Customers at Scoops on Beverly in Mt. Lebanon discussed their search for the teen heartthrob Lautner, said the ice cream shop's owner, Mike Collins.
"I don't know if it increased business, but people were talking about it," Collins said.
Although businesses and municipalities do not track the film industry's influence on the economy, film offices in Pittsburgh, Philadelphia and Lancaster keep statistics. The Pittsburgh Film Office reported the industry generated $100 million in 2009, based on surveys of production companies about the amount spent on rental cars, hotel rooms, food, security, personnel and other expenses, Keezer said. The Greater Philadelphia Film Office reported that filming in southeastern Pennsylvania in 2009 generated $598 million.
"The film industry is not a luxury," said film producer Adrienne Wehr, 48, of Regent Square. "It is an economic generator. It puts people to work, and it brings millions of dollars into our state."
The Department of Community and Economic Development is required to provide an economic analysis of the film tax credit to the General Assembly every September. The Legislative Budget and Finance Committee hired a consultant to complete a report in May 2009.
"It wasn't a slam-dunk," said Philip Durgin, executive director of the committee. "It wasn't obvious whether it was a positive or not."
The report's two main findings contradict, Durgin said. It found the state suffered a net loss of $40.3 million in tax money from projects that received the tax credit in fiscal year 2007-08. But the state's entire film industry generated $4.5 million during that time.
"For the most part, it was viewed as a positive for continuing the tax credit at some level," Durgin said.
The report did not establish a cause-and-effect link between larger tax credits and more film production in the state, said Benefield, the Commonwealth Foundation's director of policy research.
"The main problem is it rewards companies for what they would have done otherwise," Benefield said.
Because Pennsylvania is one of more than 40 states that offer such credits, continuing it keeps the state in a costly race to offer the best incentives to Hollywood producers, said Jake Haulk, president of the Allegheny Institute for Public Policy in Castle Shannon.
The middle of the state is not seeing the same spike in filming happening in Pittsburgh and Philadelphia, said Jay Ingram, president of the Lancaster Film Commission.
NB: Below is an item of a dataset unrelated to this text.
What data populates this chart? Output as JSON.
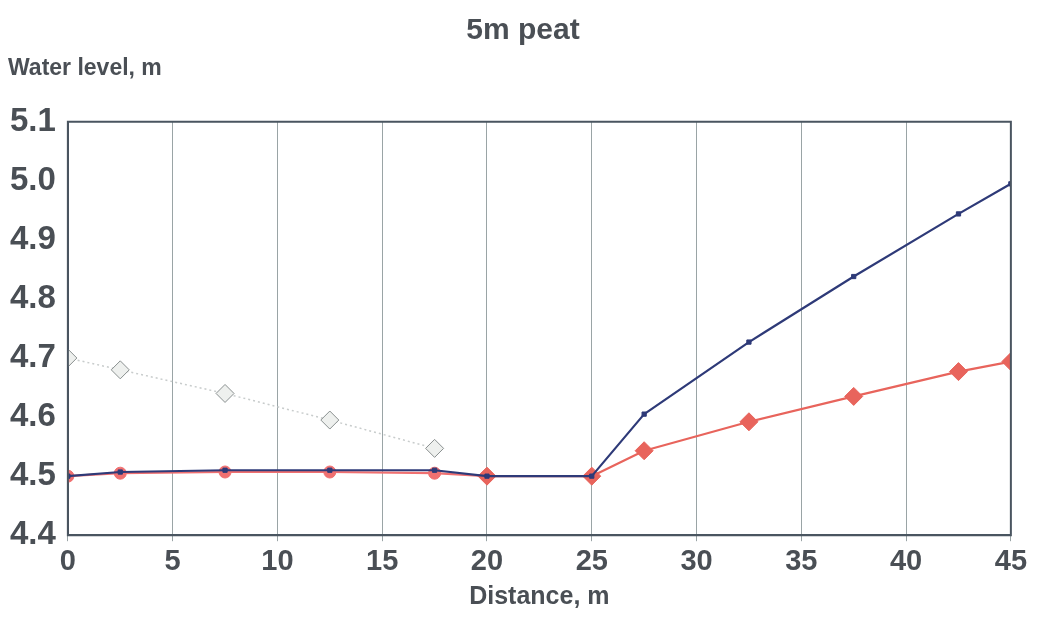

Lancaster usually hosts two major films a year, but none so far this year, he said.
The tax credit should be rewritten to favor independent filmmakers who live in the state and not major Hollywood companies, Ingram said.
The amount available for film tax credits is set to increase from $60 million to $75 million on July 1, unless legislators change the amount, said Arlene Ashton of the Department of Community and Economic Development, which doles out the tax credits.
"Film, no matter what, is still economics, no matter how much of the art form is involved," Buba said.